= Townlands of Fermoy =

List of townlands in the Fermoy civil parish

Fermoy is a civil parish in the barony of Condons and Clangibbon, County Cork, Ireland, that contains 10 townlands. These townlands, many of which are within the town of Fermoy itself, include:

==Ballyarthur==
Ballyarthur (Baile Artúir) is a townland located just north of Fermoy town (Carrignagrohera specifically), with a size of 127.66 acres. It is located west of Lisnasallagh, a townland in the civil parish of Kilcrumper. Ballyarthur contains only a few houses and fields.

==Ballynoe==
Ballynoe (An Baile Nua) is a townland just south of Duntahane. It contains the north-east part of Corrin Woods and is located slightly west of Corrin Cross.
Ballynoe spans 146.02 acres and is not to be confused with the village of Ballynoe, Kinnatalloon which is located a while east of Fermoy.

==Carrignagrohera==
Carrignagrohera (Carraig na gCrochairí) is a townland in the north of Fermoy town that spans 331.86 acres. It contains several supermarkets and other shops. It is also the home of Fermoy GAA and rugby clubs. In the centre of the townland is Christ Church, the Anglican church of Fermoy and located just southwest of the church is Fermoy Park and Leisure Centre.

==Castlehyde==
Castlehyde (Carraig an Éidigh) is a townland and estate located slightly west of Fermoy town that spans 79.98 acres (0.3237 km²). Its manor house, Castlehyde House, had been the ancestral home of Douglas Hyde's family and is today one of several houses owned by Irish dancer, Michael Flatley.

==Coolcarron==
Coolcarron (Cúil an Chairn) is a townland located just south of Fermoy town that spans 352.08 acres (1.4248 km²), from a supermarket in the north to Corrin Cross in the south. The M8 toll booth is located just east of Coolcarron.

==Cullenagh==
Cullenagh (Cuileannach) is a townland just west of Ballynoe, Fermoy that spans 300.43 acres (1.2158 km²). It is home to a driving range in the north and a skip hire service in the south. It is just north of Fermoy Golf Club and contains the west of Corrin Woods.

==Duntahane==
Duntahane (Dún Táithín) is a townland that contains the western part of Fermoy town.

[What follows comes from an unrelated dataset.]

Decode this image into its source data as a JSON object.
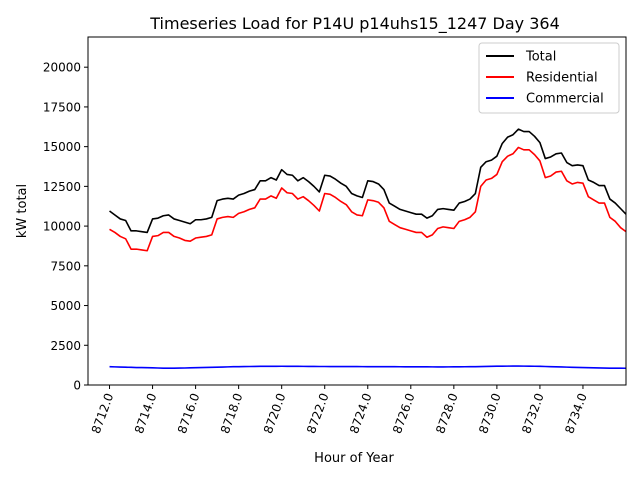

It spans 463.19 acres (1.8745 km²). In addition to several businesses, there are hundreds of houses in the townland. There is a primary school, Gaelscoil de Hide and a secondary school, Coláiste an Chraoibhín, which has a large pitch out the back that it shares with Grange-Fermoy Athletics Club. Duntahane also has the southern part of St Colman's Pitch in its borders.

==Fermoy==
Fermoy is the largest townland in the civil parish spanning 712.63 acres (2.8839 km²) and the namesake for the town of Fermoy. It contains most of the town's schools including Loreto Catholic Secondary School, St Colman's College, Bishop Murphy Memorial School and Fermoy Educate Together National School. Its Pearse Square is home to Fermoy's Allied Irish Bank, Supermac's, two cafés, a newsagents and a school supplies store.
Located in the Fermoy townland is St Patrick's Roman Catholic Church, the tallest building in the town, and the northern section of St Colman's Pitch.

==Grange East==
Grange East (An Ghráinseach Thoir) is a townland just west of Carrignagrohera that spans 244.19 acres (0.9882 km²). Grange East is the home of Grange Stud, a horse breeder in the west of the townland. The townland is also the home of Fermoy F.C.'s soccer pitch, a child amusement centre and a real estate consultant.

==Grange West==
Grange West (An Ghráinseach Thiar) is a townland located between Castlehyde and Grange East. Grange West is the slightly larger of the two Granges at 271.15 acres (1.0973 km²). It is home to Grange National School and marks the beginning of the Glanworth Road.